From €7.90, 13.80 Swiss francs, 139 Danish krone, £13
If you are looking for good value but are a bit sceptical about the quality potential of Pinot Bianco (known as Pinot Blanc in France and as Weissburgunder in Germany), try this wine from Alto Adige in northern Italy.
It is very simply made, unoaked but aged on the lees for four months, so it is safe to conclude that the depth, freshness and surprisingly wide range of aromas and flavours – apple, citrus, blossom, as well as a stony character and spice on the finish – are the result of top-quality grapes, with the time spent on the lees adding some weight and creamy texture.
Cantina Kurtatsch’s export manager Harald Cronst explains that although their vineyards are in the warm but steeply sloping sites towards the southern end of the Adige Valley, where daytime summer temperatures can reach 40 ºC (104 ºF), the Pinot Bianco comes from equally steep but higher vineyards under the Mendel Massif at 450-650 m (1,475-2,135 ft) that have much cooler night-time temperatures thanks to the katabatic winds. This diurnal temperature variation combined with the limestone soils (streaked with clay) explain both the depth of flavour and the fresh acidity they achieve in this wine and in their whites more generally.

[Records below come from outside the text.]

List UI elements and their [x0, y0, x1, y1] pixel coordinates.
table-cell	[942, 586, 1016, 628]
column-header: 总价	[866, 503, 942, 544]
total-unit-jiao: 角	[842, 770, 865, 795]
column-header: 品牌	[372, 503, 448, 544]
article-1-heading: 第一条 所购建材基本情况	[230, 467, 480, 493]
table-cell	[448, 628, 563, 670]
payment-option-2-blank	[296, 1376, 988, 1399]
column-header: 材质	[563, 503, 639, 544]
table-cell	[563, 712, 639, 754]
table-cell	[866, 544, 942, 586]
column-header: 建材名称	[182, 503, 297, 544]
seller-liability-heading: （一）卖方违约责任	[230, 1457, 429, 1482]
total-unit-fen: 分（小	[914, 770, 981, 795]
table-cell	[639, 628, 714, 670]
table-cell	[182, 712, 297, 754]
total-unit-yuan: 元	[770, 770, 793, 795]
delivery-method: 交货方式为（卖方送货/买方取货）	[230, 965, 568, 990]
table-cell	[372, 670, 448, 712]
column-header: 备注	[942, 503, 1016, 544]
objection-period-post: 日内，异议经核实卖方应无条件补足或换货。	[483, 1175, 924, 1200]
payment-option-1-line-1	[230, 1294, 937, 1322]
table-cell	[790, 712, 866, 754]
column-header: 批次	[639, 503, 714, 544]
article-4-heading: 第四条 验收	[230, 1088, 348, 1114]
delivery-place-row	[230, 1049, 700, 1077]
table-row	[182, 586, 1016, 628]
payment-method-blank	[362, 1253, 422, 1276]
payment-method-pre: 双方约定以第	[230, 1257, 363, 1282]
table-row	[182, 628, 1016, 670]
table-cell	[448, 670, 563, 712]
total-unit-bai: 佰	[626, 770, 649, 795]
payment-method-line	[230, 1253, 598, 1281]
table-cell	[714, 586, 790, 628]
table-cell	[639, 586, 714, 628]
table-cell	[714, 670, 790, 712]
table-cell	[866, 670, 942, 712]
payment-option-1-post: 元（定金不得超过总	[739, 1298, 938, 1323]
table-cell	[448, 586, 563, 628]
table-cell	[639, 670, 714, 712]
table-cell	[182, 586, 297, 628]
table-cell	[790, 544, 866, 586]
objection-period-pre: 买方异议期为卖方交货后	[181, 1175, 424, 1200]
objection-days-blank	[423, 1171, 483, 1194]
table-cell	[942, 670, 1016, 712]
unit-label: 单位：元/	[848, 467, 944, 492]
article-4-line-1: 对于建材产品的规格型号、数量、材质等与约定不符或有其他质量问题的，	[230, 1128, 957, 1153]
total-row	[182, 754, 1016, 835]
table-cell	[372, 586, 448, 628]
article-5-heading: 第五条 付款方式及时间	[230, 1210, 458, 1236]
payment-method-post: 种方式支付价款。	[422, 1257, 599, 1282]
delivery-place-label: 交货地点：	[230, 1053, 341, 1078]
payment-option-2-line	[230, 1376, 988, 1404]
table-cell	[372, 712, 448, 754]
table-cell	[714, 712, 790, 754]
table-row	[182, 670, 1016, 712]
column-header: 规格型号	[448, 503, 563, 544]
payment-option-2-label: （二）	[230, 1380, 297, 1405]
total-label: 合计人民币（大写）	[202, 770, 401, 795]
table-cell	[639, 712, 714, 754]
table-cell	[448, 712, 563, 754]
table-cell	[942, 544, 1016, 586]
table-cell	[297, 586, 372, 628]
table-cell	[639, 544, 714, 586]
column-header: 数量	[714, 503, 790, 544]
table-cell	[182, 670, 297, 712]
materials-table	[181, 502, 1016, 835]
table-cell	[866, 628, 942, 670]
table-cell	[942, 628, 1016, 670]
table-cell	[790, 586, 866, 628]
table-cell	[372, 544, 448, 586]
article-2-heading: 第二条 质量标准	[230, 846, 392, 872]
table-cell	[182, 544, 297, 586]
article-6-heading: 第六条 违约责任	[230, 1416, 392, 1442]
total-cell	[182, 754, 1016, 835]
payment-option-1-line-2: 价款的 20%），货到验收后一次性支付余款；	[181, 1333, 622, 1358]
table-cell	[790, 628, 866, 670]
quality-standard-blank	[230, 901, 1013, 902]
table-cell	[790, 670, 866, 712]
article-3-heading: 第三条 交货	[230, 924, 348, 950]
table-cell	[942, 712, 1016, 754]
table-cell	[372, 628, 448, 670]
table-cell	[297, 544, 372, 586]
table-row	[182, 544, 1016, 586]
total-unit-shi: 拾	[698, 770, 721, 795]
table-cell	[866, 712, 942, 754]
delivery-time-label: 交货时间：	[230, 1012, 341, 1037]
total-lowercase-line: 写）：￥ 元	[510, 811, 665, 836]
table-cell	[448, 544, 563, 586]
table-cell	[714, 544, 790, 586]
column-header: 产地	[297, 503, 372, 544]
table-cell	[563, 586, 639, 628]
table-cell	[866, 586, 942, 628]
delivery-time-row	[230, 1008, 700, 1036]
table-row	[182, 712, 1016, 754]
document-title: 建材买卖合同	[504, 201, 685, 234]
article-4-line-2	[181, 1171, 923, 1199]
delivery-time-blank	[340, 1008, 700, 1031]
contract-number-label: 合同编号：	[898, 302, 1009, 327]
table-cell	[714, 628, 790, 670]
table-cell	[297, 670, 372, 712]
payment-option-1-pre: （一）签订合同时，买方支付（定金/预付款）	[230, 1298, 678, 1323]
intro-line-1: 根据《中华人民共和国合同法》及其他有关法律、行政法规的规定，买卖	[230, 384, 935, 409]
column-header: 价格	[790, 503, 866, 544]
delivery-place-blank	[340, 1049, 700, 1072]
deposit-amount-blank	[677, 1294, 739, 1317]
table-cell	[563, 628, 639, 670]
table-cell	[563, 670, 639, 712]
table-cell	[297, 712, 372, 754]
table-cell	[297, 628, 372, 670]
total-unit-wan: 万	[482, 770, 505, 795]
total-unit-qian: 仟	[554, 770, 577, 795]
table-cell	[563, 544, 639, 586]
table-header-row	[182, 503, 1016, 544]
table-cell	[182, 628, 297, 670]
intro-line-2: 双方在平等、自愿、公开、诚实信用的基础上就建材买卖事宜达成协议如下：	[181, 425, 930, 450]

I have tasted other Cantina Kurtatsch wines (Purple Pagers can find my notes in our tasting notes database) and was impressed by the quality across the range. Founded in 1900, Cantina Kurtatsch is one of the oldest and smallest co-operatives in Alto Adige – a region where co-operatives dominate wine production – but the team seem to enjoy the dynamism of youth, led by 33-year-old president Andreas Kofler, who also teaches viticulture at the renowned local agricultural research centre of Laimburg. (Incidentally, in this part of Italy where both German and Italian are spoken, the company is called both Cantina Kurtatsch and Kellerei Kurtatsch.)
The town of Kurtatsch (Cortaccia in Italian) is in the south of Alto Adige (Südtirol in German), about 25 km south of Bozen/Bolzano, and the 190 members of the co-op cultivate on average just 1 hectare each, under the guidance of the cantina's technical team and winemaker Othmar Doná. As well as a range of varietal wines, like this Pinot Bianco, they make a number of single-vineyard wines. Their Hofstatt Pinot Bianco 2015 Alto Adige is also very good and well priced (eg £16.50 from Haynes, Hanson & Clark in the UK), with a little more intensity and complexity, though I think it is the straight Pinot Bianco that is the real bargain of the two.
Since the 2016 vintage of the straight Pinot Bianco will soon be available on some markets, including the US, Cantina Kurtatsch kindly also sent me a sample of this most recent vintage, which is not yet available in the UK. At this early stage it seems just as good as the 2015. At the moment it tastes crisper and a little less creamy in texture but I think that may change with another six months in the bottle.
You can see the entire range of wines on the Cantina Kurtatsch website. Coincidentally, Walter Speller is planning an article on Alto Adige's indigenous red grape variety Schiava in the near future.
In the UK, the Pinot Bianco is available from Haynes, Hanson & Clark (along with several other Cantina Kurtatsch wines). In the US: for NJ and NY, Wineries of Italy Consortium are both importer and distributor; in Washington, MacArthur Beverages Washington (currently on the 2014 and soon moving on to the 2016 vintage); Cronst says they are working on the US market at the moment and there should be much greater availability in the near future. It is widely available in Italy and Germany (see the Wine-Searcher results via the Find this wine link below) and also sold in the Netherlands (IC Wines, Nieuwegein), Austria (Ammersin, Vienna), Switzerland (Von Salis Wein, Landquart; Valentin Wine, Pontresina; Vino San Rocco, Erschwil), the Czech Republic (Magnum Wines, Brno), Japan (Bond & Co), and the Caribbean (John Hopkin, Grenada).